Comme le fait justement remarquer le docteur Bénard, ce rajeunissement de Nicolazic, importe peu à l'histoire du pèlerinage. S'il avait, au moment des apparitions, 32 ans et non 41 « il n'était pas pour autant un gamin ». De même le fait d'avoir eu son premier enfant à 37 ans au lieu de 46, n'enlève rien à la croyance qu'il devait sa naissance à une faveur de sa « Patronne », car un homme marié depuis de longues années et resté sans enfant jusqu'à cet âge a des craintes fondées de n'en avoir jamais.

Ainsi donc la naissance de Nicolazic doit être ramenée à l'année 1591 : quand il mourut, le 13 mai 1645, il avait 54 ans.

 

 

II. - LA FAMILLE D'YVON NICOLAZIC

 

L'acte de baptême de Nicolazic nous révèle les noms jusque-là ignorés de son père et de sa mère. Son père, Jean Nicolazic, descendait, sans aucun doute, de cet autre Jean Nicolazic qui fit aveu en 1540 pour sa tenue sise au village de Ker-Anna. Il épousa en premières noces Françoise Corlobé dont il eut au moins deux filles : Marie-Anne, en 1584, et Vincente, en 1586, puis, en secondes noces, vers 1590, Jeanne Le Thominec. Yvon Nicolazic est l'aîné des enfants de ce second lit. Après lui, naquirent successivement Julien en 1593, Pierre en 1596, Yvonne en 1600, Jean en 1605, un autre Jean en 1609. C'était donc une famille nombreuse que celle de Jean Nicolazic.

 

Elle s'était établie, semble-t-il, depuis relativement peu de temps dans la paroisse de Pluneret, mais son aisance lui donnait droit à une certaine considération. Dans la longue liste des parrains et marraines – il y en eut régulièrement trois pour chaque baptême jusqu'en 1599 – on trouve peu de Nicolazic et c'est presque une exception de voir comme marraine d'Yvon Nicolazic Annette, une sœur de son père. Ordinairement on était contraint de faire appel au voisinage ou aux relations, ce qui prouve le peu d'étendue de la parenté. Il n'est pas rare de rencontrer des noms nobles, tel celui de Jeanne d'Auray. Le frère de Nicolazic, Pierre « le lettré de la famille » qui parle couramment le français et signe d'une belle écriture, choisira pour « nommer » ses enfants, des personnes de condition : Anne de Larlan, dame de Penran, Jean de la Motte, seigneur des Fontaines, Julien du Rohello, etc. Il est donc vraisemblable, et cette conclusion rejoint celle de MM. Buléon et Le Garrec, que le fermier du Bocenno, sans être riche, jouissait d'une certaine aisance.

 

Ses relations avec le clergé de la paroisse étaient aussi des plus cordiales et des plus suivies. Il n'est pas téméraire de croire que Jeanne Le Thominec, la mère de Nicolazic, était une parente, peut-être la sœur du sous-curé de Pluneret. Le premier parrain d'Yvon, celui qui lui a donné son nom, n'est autre que le recteur de la paroisse, lui-même, Yves Rodoué qui, vers 1600, résignera son bénéfice en faveur de son neveu Sylvestre. Il est fort probable que le second, Gilles Bullion, appartenait à la famille illustrée par Dom Jacques Bullion, bachelier en Sorbonne et recteur de Moréac, qui fut chargé d'interroger Nicolazic au lendemain de la découverte de la statue, et que l'on retrouve, en 1636, comme parrain d'un de ses neveux.

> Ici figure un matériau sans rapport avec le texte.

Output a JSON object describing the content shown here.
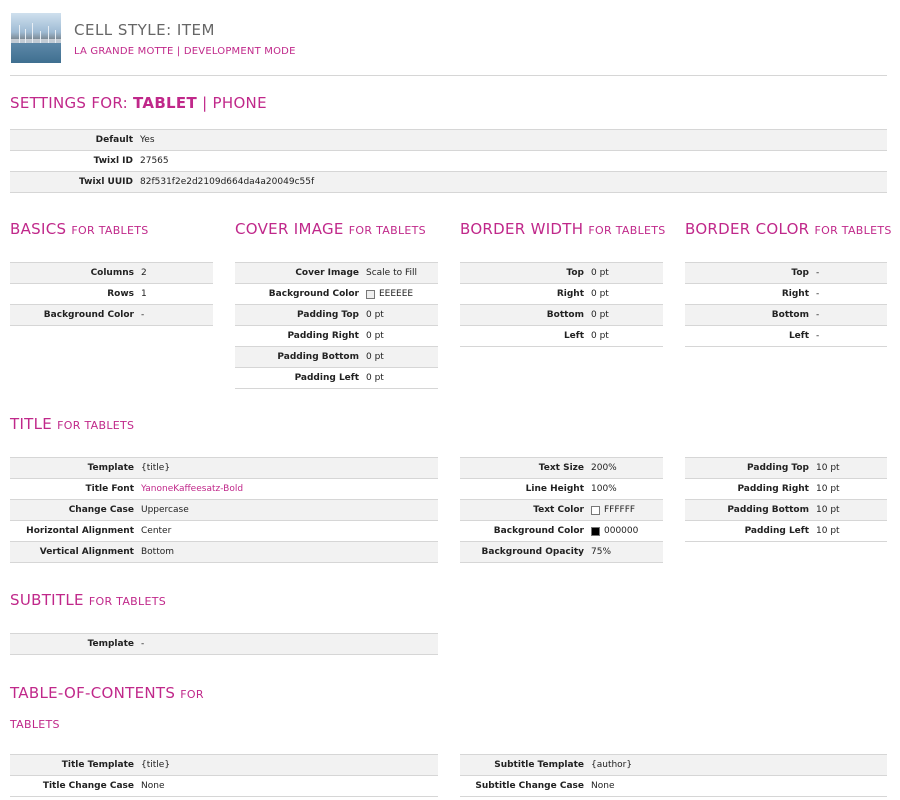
{
  "header": {
    "title": "CELL STYLE: ITEM",
    "project": "LA GRANDE MOTTE",
    "separator": "|",
    "mode": "DEVELOPMENT MODE"
  },
  "settings": {
    "prefix": "SETTINGS FOR:",
    "active_device": "TABLET",
    "separator": "|",
    "other_device": "PHONE",
    "rows": [
      {
        "label": "Default",
        "value": "Yes"
      },
      {
        "label": "Twixl ID",
        "value": "27565"
      },
      {
        "label": "Twixl UUID",
        "value": "82f531f2e2d2109d664da4a20049c55f"
      }
    ]
  },
  "basics": {
    "title": "BASICS",
    "subtitle": "FOR TABLETS",
    "rows": [
      {
        "label": "Columns",
        "value": "2"
      },
      {
        "label": "Rows",
        "value": "1"
      },
      {
        "label": "Background Color",
        "value": "-"
      }
    ]
  },
  "cover_image": {
    "title": "COVER IMAGE",
    "subtitle": "FOR TABLETS",
    "rows": [
      {
        "label": "Cover Image",
        "value": "Scale to Fill"
      },
      {
        "label": "Background Color",
        "value": "EEEEEE",
        "swatch": "#eeeeee"
      },
      {
        "label": "Padding Top",
        "value": "0 pt"
      },
      {
        "label": "Padding Right",
        "value": "0 pt"
      },
      {
        "label": "Padding Bottom",
        "value": "0 pt"
      },
      {
        "label": "Padding Left",
        "value": "0 pt"
      }
    ]
  },
  "border_width": {
    "title": "BORDER WIDTH",
    "subtitle": "FOR TABLETS",
    "rows": [
      {
        "label": "Top",
        "value": "0 pt"
      },
      {
        "label": "Right",
        "value": "0 pt"
      },
      {
        "label": "Bottom",
        "value": "0 pt"
      },
      {
        "label": "Left",
        "value": "0 pt"
      }
    ]
  },
  "border_color": {
    "title": "BORDER COLOR",
    "subtitle": "FOR TABLETS",
    "rows": [
      {
        "label": "Top",
        "value": "-"
      },
      {
        "label": "Right",
        "value": "-"
      },
      {
        "label": "Bottom",
        "value": "-"
      },
      {
        "label": "Left",
        "value": "-"
      }
    ]
  },
  "title_section": {
    "title": "TITLE",
    "subtitle": "FOR TABLETS",
    "text_rows": [
      {
        "label": "Template",
        "value": "{title}"
      },
      {
        "label": "Title Font",
        "value": "YanoneKaffeesatz-Bold"
      },
      {
        "label": "Change Case",
        "value": "Uppercase"
      },
      {
        "label": "Horizontal Alignment",
        "value": "Center"
      },
      {
        "label": "Vertical Alignment",
        "value": "Bottom"
      }
    ],
    "style_rows": [
      {
        "label": "Text Size",
        "value": "200%"
      },
      {
        "label": "Line Height",
        "value": "100%"
      },
      {
        "label": "Text Color",
        "value": "FFFFFF",
        "swatch": "#ffffff"
      },
      {
        "label": "Background Color",
        "value": "000000",
        "swatch": "#000000"
      },
      {
        "label": "Background Opacity",
        "value": "75%"
      }
    ],
    "padding_rows": [
      {
        "label": "Padding Top",
        "value": "10 pt"
      },
      {
        "label": "Padding Right",
        "value": "10 pt"
      },
      {
        "label": "Padding Bottom",
        "value": "10 pt"
      },
      {
        "label": "Padding Left",
        "value": "10 pt"
      }
    ]
  },
  "subtitle_section": {
    "title": "SUBTITLE",
    "subtitle": "FOR TABLETS",
    "rows": [
      {
        "label": "Template",
        "value": "-"
      }
    ]
  },
  "toc": {
    "title": "TABLE-OF-CONTENTS",
    "subtitle_1": "FOR",
    "subtitle_2": "TABLETS",
    "left_rows": [
      {
        "label": "Title Template",
        "value": "{title}"
      },
      {
        "label": "Title Change Case",
        "value": "None"
      }
    ],
    "right_rows": [
      {
        "label": "Subtitle Template",
        "value": "{author}"
      },
      {
        "label": "Subtitle Change Case",
        "value": "None"
      }
    ]
  },
  "colors": {
    "accent": "#c0288a",
    "row_stripe": "#f2f2f2",
    "rule": "#d6d6d6"
  }
}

Le docteur Bénard explique par ces relations ou même cette parenté, l'attitude si violente du recteur et du curé de Pluneret à l'égard du voyant. Non seulement, les deux prêtres entendent garder leur paroisse d'un scandale, mais ils craignent d'être compromis dans une aventure qui risque de tourner à leur confusion. Lorsqu'ils disent à Nicolazic « qu'il faisait grand tort à sa famille et qu'on la soupçonnerait cy-après de folie comme luy », ils ne font que défendre leur propre réputation.

 

 

III. - LES ENFANTS DE NICOLAZIC

 

Yvon Nicolazic épousa Guillemette Le Roux. Quand ils moururent, en 1645, le P. Hugues nous dit qu'ils laissaient après eux « un fils et une fille, celuy-là, en 1'âge de 19 ans, que la glorieuse Sainte leur avait donné par miracle l'année que commença sa dévotion ». En réalité, le fils de Nicolazic, baptisé le 18 janvier 1628, n'avait alors que 17 ans. L'irascible recteur de Pluneret, revenu de ses préventions, avait tenu à être le parrain et lui avait donné son nom, Sylvestre. La fille se nommait Jeanne et avait été baptisée le 25 mars 1630. Poussant plus loin ses investigations, M. le Docteur Bénard a découvert deux autres enfants de Nicolazic : Yves, né en 1636, et Julien, en 1640. Par contre, il n'a pas trouvé trace de Paterne, la « sœur germaine » de Jeanne.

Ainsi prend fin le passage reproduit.